Во многих библиотеках мира доводилось мне заниматься и со многими библиотекарями вступать в общение. Для того, кто в книге находит умолкнувшую речь живого человека, а в тихих стенах библиотеки как бы второй свой дом, незабываемы бывают минуты молчаливых занятий в них, как не забывает человек теплоту родного очага. И в памяти моей ярко стоит высокая и худенькая женщина, с черноволосой, гладко приглаженной итальянской головкой и озабоченными, большими глазами. Итальянцы доверчивы. С ними сразу хочется разговориться, все им рассказать, пожаловаться на неудачи. Так ведь и есть — не ждала многого от Рима, и начинает оно сбываться. Надо было найти для сравнения с ленинградским манускрипт последней оперы Мысливечка «Медонт, король Эпирский» (специально изданное либретто для которой я уже микрофильмировала в Болонье) — и вот, вопреки утверждениям разных итальянских справочников, вопреки библиографии, полученной в Праге и Брно — в основном римском месте, куда свезли музыкальные манускрипты из других римских библиотек, — в архиве библиотеки консерватории св. Цецилии рукописи «Медонта» не оказалось! Не оказалось ее и в архиве театра Арджентина, хранящем лишь новую музыку. А в другом — и последнем месте, в «Казанатензе» — под безымянным названием «партита» сохранился, да и то в неисправном виде, лишь первый акт «Медонта». Разочаровываться было тяжело, и я — словно двадцать лет была с ней знакома — тихонько «скулила» в своем уголке консерваторской библиотеки, жалуясь и рассказывая все подряд милой Эмилии Зенотти…
Знаете, — сказала Эмилия Зенотти, — библиотеки растут и пополняются новыми манускриптами, иногда из частных коллекций.
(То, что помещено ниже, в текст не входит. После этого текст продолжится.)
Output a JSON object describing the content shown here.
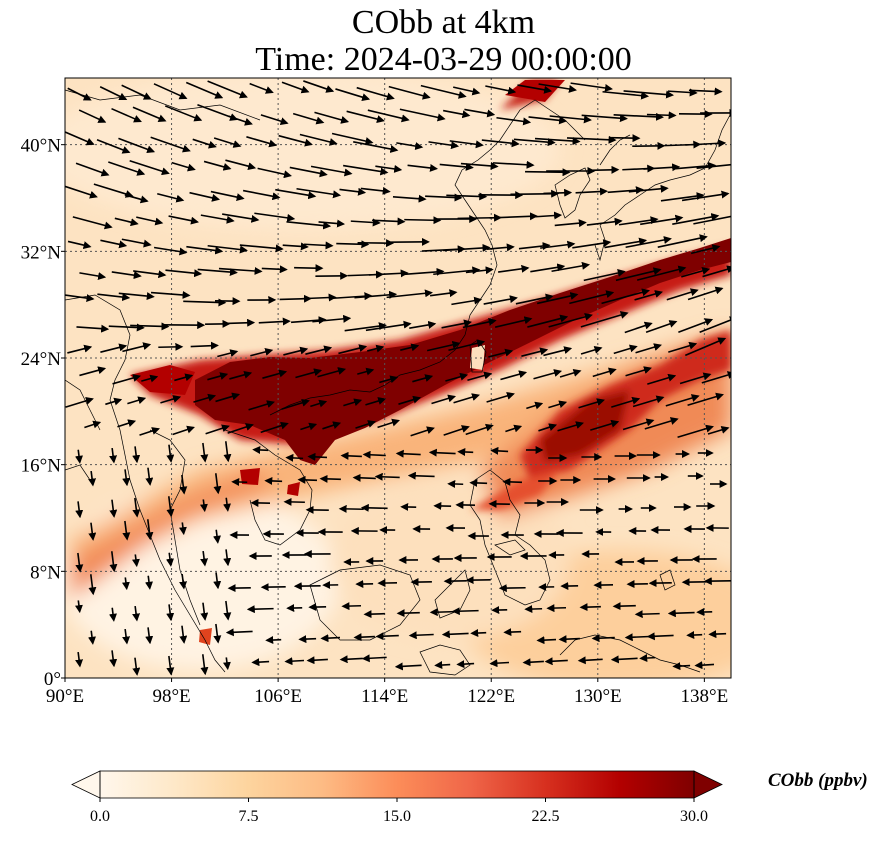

Наше итальянское государство купило в 1928 году коллекцию манускриптов Мануэля де Карвалаэса (Manuel de Garvalhaes) и подарило библиотеке. Каталог ее приведен в порядок библиографом Фишем и названия манускриптов расположены в азбучной последовательности. Вот посмотрите оперную кантату Мысливечка — ее никто еще не видел, она нигде в библиографических списках не значится…
Добрая директриса, конечно, утешала меня, хотела от души утешить. Вздыхая, я довольно сумрачно взглянула на положенный передо мной манускрипт и почти равнодушно, насколько можно влюбленному в музыку Мысливечка быть равнодушным к его рукописям, прочитала на титульном листе:
Il Parnaso Confuso
Del Signor Abbate Pietro Metastasio
Poeta Cesareo
Musica
Del Sig. Giuseppe Misliwecek detto Boemo
(Парнас сконфуженный[39]. Синьора аббата Пьетро Метастазио, императорского поэта. Музыка синьора Джузеппе Мысливечка, названного Богемцем.)
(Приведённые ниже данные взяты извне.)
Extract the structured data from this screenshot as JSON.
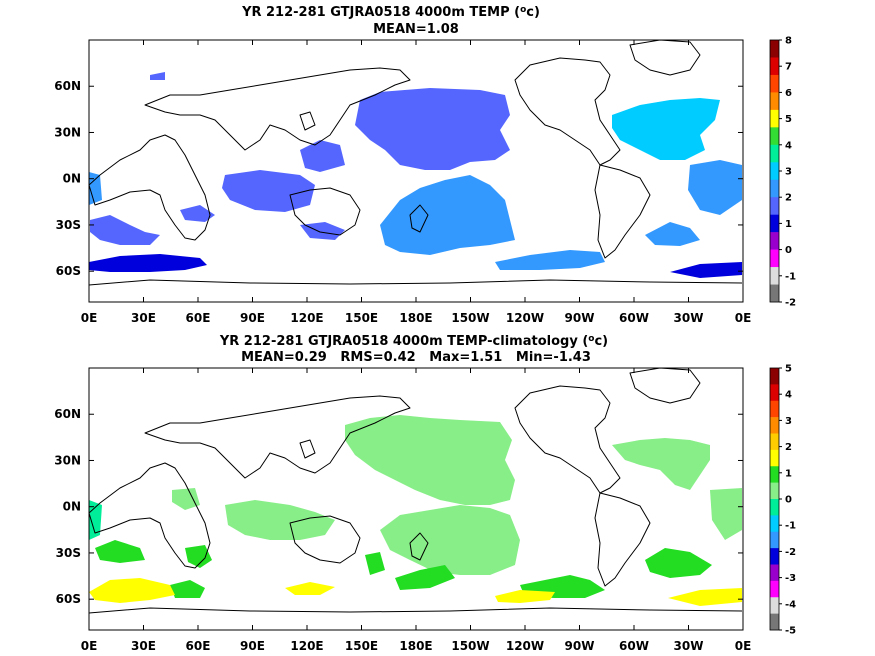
{
  "chart_data": [
    {
      "type": "heatmap",
      "title_line1": "YR 212-281 GTJRA0518 4000m TEMP (",
      "title_sup": "o",
      "title_unit": "c)",
      "title_line2": "MEAN=1.08",
      "x_ticks": [
        "0E",
        "30E",
        "60E",
        "90E",
        "120E",
        "150E",
        "180E",
        "150W",
        "120W",
        "90W",
        "60W",
        "30W",
        "0E"
      ],
      "y_ticks": [
        "60N",
        "30N",
        "0N",
        "30S",
        "60S"
      ],
      "y_tick_lat": [
        60,
        30,
        0,
        -30,
        -60
      ],
      "lat_range": [
        -80,
        90
      ],
      "lon_range": [
        0,
        360
      ],
      "colorbar_labels": [
        "8",
        "7",
        "6",
        "5",
        "4",
        "3",
        "2",
        "1",
        "0",
        "-1",
        "-2"
      ],
      "colorbar_colors": [
        "#8b0000",
        "#dd0000",
        "#ff4500",
        "#ff8c00",
        "#ffff00",
        "#33dd33",
        "#00ee99",
        "#00ccff",
        "#3399ff",
        "#5566ff",
        "#0000dd",
        "#9900cc",
        "#ff00ff",
        "#dddddd",
        "#777777"
      ],
      "regions": [
        {
          "name": "central-north-pacific",
          "color": "#5566ff"
        },
        {
          "name": "south-pacific",
          "color": "#3399ff"
        },
        {
          "name": "north-atlantic",
          "color": "#00ccff"
        },
        {
          "name": "indian-ocean",
          "color": "#5566ff"
        },
        {
          "name": "southern-ocean-atlantic",
          "color": "#0000dd"
        },
        {
          "name": "southern-ocean-indian",
          "color": "#0000dd"
        }
      ]
    },
    {
      "type": "heatmap",
      "title_line1": "YR 212-281 GTJRA0518 4000m TEMP-climatology (",
      "title_sup": "o",
      "title_unit": "c)",
      "title_line2": "MEAN=0.29   RMS=0.42   Max=1.51   Min=-1.43",
      "x_ticks": [
        "0E",
        "30E",
        "60E",
        "90E",
        "120E",
        "150E",
        "180E",
        "150W",
        "120W",
        "90W",
        "60W",
        "30W",
        "0E"
      ],
      "y_ticks": [
        "60N",
        "30N",
        "0N",
        "30S",
        "60S"
      ],
      "y_tick_lat": [
        60,
        30,
        0,
        -30,
        -60
      ],
      "lat_range": [
        -80,
        90
      ],
      "lon_range": [
        0,
        360
      ],
      "colorbar_labels": [
        "5",
        "4",
        "3",
        "2",
        "1",
        "0",
        "-1",
        "-2",
        "-3",
        "-4",
        "-5"
      ],
      "colorbar_colors": [
        "#8b0000",
        "#dd0000",
        "#ff4500",
        "#ff8c00",
        "#ffcc00",
        "#ffff00",
        "#22dd22",
        "#88ee88",
        "#00ee99",
        "#00ccff",
        "#3399ff",
        "#0000dd",
        "#9900cc",
        "#ff00ff",
        "#dddddd",
        "#777777"
      ],
      "regions": [
        {
          "name": "central-north-pacific",
          "color": "#88ee88"
        },
        {
          "name": "south-pacific",
          "color": "#88ee88"
        },
        {
          "name": "north-atlantic",
          "color": "#88ee88"
        },
        {
          "name": "indian-ocean",
          "color": "#88ee88"
        },
        {
          "name": "southern-ocean-atlantic",
          "color": "#ffff00"
        },
        {
          "name": "southern-ocean-pacific",
          "color": "#22dd22"
        }
      ]
    }
  ]
}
Действительно, ни в одном из словарей, ни в одной из самых тщательных библиографий произведений Мысливечка, от Эйтнера и до Прота Джурлео, от Рацка и до Давида ди Киерра, этого названия не было ни в перечне опер, ни в перечне кантат. Охваченная холодом волнения, хорошо знакомым каждому архивному работнику, я перевернула страницу.
Передо мной была симфония-увертюра:
Я уже поняла, какое сокровище дала мне в руки судьба. Но все еще, боясь ошибиться, очень медленно, стараясь не глядеть, развернула свою тетрадку в том месте, где была списана у меня цитата из Кампера. Решаюсь, наконец, взглянуть. И все в точности так: две валторны, два гобоя, две скрипки, виола, чембало; четыре действующих лица: Аполлон, Мельпомена, Евтерпа, Эрато.
Передо мной лежало «исчезнувшее произведение», название которого было «неизвестно» — «Opera italska», — итальянская опера Мысливечка, та самая, о которой только слышал в Осецком монастыре Отакар Кампер и которую крупнейший знаток Мысливечка в Чехословакии профессор Ярослав Челеда считал апокрифом.